Ye are living burning lies, and profanation to the garments which with stately steps ye sweep your marble palaces.
Your palaces of Sin, around which the damning evidence of guilt hangs like a reeking vapor.

L was not what she had expected. She had always liked L, for his quirks, for his sense of righteousness. But without the separation of page and ink, he was different. He wasn't justice, just like Light wasn't justice. They were both men who pretended to be what they couldn't; they both toyed with the world around them as if they were gods.

He was no longer something she would have called adorable. He was frightening, just as frightening as Light. More frightening, because he had men at his disposal; Light had the tools he made himself, whereas L had power to begin with. Kira may be able to kill her, but L could do much worse. L could take away her freedom, her sanity—he could lock her in a prison cell and never let her out, if he felt justified. L didn't need reasons because he was reason.

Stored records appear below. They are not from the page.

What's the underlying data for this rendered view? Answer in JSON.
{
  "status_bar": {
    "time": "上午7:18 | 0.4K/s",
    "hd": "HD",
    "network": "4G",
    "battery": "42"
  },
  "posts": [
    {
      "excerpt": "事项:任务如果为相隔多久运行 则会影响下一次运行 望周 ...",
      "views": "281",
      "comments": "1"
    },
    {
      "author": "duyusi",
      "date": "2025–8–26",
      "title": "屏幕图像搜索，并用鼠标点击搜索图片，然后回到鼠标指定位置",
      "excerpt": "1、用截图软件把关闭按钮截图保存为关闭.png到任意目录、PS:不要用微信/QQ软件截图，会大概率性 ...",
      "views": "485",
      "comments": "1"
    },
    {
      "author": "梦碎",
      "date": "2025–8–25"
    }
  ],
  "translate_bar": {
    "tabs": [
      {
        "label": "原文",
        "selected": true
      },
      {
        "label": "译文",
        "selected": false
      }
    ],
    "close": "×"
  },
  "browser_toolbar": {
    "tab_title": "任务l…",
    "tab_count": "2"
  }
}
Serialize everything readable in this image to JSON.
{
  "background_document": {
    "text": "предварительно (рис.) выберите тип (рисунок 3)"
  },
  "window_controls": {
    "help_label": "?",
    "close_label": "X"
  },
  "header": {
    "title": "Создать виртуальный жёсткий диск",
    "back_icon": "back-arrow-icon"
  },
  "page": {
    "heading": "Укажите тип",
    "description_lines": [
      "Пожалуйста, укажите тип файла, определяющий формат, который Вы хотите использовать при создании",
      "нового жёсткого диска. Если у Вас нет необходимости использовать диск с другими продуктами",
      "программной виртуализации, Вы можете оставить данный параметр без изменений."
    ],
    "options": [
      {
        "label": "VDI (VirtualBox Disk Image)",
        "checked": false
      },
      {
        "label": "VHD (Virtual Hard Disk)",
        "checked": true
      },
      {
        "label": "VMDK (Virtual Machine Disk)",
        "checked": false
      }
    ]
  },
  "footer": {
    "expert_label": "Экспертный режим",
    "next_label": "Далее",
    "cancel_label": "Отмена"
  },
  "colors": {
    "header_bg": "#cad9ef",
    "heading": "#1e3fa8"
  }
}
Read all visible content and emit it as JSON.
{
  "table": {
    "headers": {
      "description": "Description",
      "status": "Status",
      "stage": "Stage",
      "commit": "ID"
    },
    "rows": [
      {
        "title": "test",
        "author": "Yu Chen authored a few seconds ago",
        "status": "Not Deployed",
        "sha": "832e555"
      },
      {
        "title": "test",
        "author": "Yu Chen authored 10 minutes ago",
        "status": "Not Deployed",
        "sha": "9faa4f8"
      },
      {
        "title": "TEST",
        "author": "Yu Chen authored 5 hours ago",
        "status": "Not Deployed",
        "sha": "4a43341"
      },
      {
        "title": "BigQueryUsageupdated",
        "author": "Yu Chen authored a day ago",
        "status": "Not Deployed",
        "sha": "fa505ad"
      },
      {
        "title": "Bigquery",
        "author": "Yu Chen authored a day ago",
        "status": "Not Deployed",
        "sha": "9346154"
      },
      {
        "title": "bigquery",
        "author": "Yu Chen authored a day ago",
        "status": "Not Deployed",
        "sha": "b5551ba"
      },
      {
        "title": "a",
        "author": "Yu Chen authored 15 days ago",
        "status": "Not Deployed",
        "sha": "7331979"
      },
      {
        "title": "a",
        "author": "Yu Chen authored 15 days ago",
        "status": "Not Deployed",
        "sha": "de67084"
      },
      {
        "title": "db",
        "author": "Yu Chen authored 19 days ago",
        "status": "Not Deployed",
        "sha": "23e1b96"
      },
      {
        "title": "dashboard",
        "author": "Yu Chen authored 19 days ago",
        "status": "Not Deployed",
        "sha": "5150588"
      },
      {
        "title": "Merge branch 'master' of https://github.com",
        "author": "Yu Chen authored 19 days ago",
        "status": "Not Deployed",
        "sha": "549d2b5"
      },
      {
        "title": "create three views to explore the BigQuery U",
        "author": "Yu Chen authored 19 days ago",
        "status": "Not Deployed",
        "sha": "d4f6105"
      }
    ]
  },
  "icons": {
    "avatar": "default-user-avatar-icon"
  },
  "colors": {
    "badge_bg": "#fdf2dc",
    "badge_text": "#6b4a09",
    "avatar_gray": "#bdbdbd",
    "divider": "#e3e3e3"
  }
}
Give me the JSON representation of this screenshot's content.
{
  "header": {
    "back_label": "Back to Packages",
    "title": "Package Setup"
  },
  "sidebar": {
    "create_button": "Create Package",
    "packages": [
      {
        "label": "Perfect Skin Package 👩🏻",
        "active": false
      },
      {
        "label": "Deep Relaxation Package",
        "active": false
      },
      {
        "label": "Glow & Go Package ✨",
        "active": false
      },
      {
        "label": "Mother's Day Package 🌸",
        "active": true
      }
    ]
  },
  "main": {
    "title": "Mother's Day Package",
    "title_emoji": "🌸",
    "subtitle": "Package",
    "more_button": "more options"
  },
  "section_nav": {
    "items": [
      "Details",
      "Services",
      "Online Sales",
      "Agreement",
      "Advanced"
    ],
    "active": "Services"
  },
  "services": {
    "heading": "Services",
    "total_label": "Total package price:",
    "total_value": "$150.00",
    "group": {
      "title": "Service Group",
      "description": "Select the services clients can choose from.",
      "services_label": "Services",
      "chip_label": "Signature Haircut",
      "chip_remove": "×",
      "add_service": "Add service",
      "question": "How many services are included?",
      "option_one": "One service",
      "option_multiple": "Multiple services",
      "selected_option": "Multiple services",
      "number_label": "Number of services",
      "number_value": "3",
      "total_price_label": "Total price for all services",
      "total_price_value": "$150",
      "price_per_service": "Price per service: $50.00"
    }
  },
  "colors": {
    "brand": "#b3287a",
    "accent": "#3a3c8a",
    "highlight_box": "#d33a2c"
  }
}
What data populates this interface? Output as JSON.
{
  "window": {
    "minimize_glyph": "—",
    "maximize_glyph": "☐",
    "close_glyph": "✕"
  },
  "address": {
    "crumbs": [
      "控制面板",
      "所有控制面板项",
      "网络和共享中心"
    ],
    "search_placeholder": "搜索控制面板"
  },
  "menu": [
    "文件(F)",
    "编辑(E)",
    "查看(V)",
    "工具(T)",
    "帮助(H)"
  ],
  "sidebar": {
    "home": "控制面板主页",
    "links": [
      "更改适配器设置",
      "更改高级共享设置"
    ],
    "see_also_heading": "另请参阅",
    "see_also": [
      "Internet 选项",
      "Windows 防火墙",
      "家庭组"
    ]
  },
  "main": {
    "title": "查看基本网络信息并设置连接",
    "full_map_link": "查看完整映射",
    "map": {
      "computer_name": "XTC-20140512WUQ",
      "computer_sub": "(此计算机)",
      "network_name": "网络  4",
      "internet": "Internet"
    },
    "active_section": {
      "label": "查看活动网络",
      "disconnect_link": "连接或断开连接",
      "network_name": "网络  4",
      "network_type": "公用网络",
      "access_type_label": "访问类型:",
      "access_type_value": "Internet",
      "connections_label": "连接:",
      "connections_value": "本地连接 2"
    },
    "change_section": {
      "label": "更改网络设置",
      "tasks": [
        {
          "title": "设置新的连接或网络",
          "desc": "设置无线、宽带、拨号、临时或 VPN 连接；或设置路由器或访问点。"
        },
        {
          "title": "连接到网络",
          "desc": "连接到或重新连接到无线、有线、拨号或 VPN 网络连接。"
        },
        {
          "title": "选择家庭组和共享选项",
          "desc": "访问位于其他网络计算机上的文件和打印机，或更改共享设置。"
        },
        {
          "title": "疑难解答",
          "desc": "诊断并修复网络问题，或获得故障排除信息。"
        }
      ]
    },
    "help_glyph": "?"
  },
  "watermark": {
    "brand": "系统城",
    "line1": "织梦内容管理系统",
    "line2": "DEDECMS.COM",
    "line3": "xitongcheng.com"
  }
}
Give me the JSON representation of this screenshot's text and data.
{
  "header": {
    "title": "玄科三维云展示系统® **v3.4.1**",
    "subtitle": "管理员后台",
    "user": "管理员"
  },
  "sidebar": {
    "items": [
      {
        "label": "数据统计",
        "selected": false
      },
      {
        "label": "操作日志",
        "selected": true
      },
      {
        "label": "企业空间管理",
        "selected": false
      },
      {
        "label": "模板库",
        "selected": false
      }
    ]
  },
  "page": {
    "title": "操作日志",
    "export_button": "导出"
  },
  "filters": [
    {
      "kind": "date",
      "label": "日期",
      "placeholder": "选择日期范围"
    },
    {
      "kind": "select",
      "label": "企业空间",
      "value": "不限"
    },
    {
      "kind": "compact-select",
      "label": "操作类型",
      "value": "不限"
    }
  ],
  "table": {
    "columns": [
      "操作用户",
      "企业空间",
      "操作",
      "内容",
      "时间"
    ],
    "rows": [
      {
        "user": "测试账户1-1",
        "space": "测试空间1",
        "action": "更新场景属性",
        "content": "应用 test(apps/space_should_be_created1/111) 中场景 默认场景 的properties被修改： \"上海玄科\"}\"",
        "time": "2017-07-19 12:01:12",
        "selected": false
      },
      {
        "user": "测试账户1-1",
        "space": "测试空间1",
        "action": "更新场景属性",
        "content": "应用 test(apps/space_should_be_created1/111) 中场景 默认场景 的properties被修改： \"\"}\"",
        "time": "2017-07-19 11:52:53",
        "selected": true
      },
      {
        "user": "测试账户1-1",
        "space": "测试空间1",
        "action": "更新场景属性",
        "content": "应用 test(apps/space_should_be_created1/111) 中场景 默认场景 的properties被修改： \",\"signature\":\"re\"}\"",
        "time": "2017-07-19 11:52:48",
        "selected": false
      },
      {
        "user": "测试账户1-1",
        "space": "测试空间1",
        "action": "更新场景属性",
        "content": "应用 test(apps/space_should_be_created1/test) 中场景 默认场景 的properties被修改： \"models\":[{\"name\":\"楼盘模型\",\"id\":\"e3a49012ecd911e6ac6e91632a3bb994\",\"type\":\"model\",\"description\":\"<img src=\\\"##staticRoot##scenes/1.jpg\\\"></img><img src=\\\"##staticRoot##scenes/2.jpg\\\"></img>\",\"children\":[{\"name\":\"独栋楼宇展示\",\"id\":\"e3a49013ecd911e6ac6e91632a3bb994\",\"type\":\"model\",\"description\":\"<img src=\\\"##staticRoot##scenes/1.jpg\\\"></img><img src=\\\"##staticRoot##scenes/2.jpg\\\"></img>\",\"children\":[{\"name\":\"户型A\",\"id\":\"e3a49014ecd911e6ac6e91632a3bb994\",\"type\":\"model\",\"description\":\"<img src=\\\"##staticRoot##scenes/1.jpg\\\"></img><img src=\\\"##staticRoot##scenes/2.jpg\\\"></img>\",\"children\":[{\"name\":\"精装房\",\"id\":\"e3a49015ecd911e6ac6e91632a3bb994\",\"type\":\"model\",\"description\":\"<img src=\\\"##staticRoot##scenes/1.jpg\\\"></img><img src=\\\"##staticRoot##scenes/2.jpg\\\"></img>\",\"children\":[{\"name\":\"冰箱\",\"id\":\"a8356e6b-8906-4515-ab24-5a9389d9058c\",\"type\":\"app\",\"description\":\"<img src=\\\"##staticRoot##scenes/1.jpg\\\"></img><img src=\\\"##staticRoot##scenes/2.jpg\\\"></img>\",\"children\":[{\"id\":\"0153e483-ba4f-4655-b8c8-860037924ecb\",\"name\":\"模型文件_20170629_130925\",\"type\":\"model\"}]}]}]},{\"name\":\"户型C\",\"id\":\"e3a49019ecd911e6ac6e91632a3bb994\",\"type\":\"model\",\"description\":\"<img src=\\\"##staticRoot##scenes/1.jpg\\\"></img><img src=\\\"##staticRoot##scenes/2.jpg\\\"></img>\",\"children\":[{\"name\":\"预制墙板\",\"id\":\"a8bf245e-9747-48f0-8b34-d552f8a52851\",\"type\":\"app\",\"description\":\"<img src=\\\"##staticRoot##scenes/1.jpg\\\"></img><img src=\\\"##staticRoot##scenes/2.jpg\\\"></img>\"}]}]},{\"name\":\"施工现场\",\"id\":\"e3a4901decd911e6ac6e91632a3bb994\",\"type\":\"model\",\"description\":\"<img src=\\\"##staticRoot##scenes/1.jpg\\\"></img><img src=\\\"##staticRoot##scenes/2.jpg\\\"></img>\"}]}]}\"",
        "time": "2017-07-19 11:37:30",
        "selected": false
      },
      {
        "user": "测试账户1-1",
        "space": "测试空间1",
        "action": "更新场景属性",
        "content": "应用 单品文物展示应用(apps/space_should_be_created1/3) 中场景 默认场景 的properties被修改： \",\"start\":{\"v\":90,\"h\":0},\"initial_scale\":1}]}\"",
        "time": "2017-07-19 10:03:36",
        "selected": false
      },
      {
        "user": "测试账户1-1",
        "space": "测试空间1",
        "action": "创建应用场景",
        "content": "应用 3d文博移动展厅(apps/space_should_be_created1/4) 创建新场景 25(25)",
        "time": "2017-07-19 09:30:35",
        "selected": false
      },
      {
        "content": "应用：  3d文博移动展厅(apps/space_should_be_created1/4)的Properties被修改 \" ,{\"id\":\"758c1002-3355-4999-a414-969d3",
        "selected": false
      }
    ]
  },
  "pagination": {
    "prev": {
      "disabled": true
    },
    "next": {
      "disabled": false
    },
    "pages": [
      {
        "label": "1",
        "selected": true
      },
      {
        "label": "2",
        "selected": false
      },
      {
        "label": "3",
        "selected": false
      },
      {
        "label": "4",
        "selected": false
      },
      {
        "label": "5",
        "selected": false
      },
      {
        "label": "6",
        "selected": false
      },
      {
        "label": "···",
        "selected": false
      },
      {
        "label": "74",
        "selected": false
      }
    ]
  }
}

She had no evidence, she had nothing to protect herself, so she could only watch the two of them back to back (face to face), swords in hand, leaning in for the kill. Kira the fallen angel and L the masked figurehead—Ryuzaki and Light, two friends playing chess with one another. And what was she? An observer or a pawn?

She had always assumed that a window still blocked her from their world, from the death and the mind games—assumed that she was safe behind her alien features. But it seemed as if the world was cruelly dragging her into its heart, forcing her to play the game of politics, so that she might live to see another day.

It wasn't about morals anymore, it wasn't about right or wrong, it wasn't about gods and demons. It was about surviving, bleeding and torn, dragging herself day by day. It was about living beneath the sun's pale shadow, his golden eyes cruelly looking down upon her, laughing at the truth.

This was his world, and her morals no longer existed.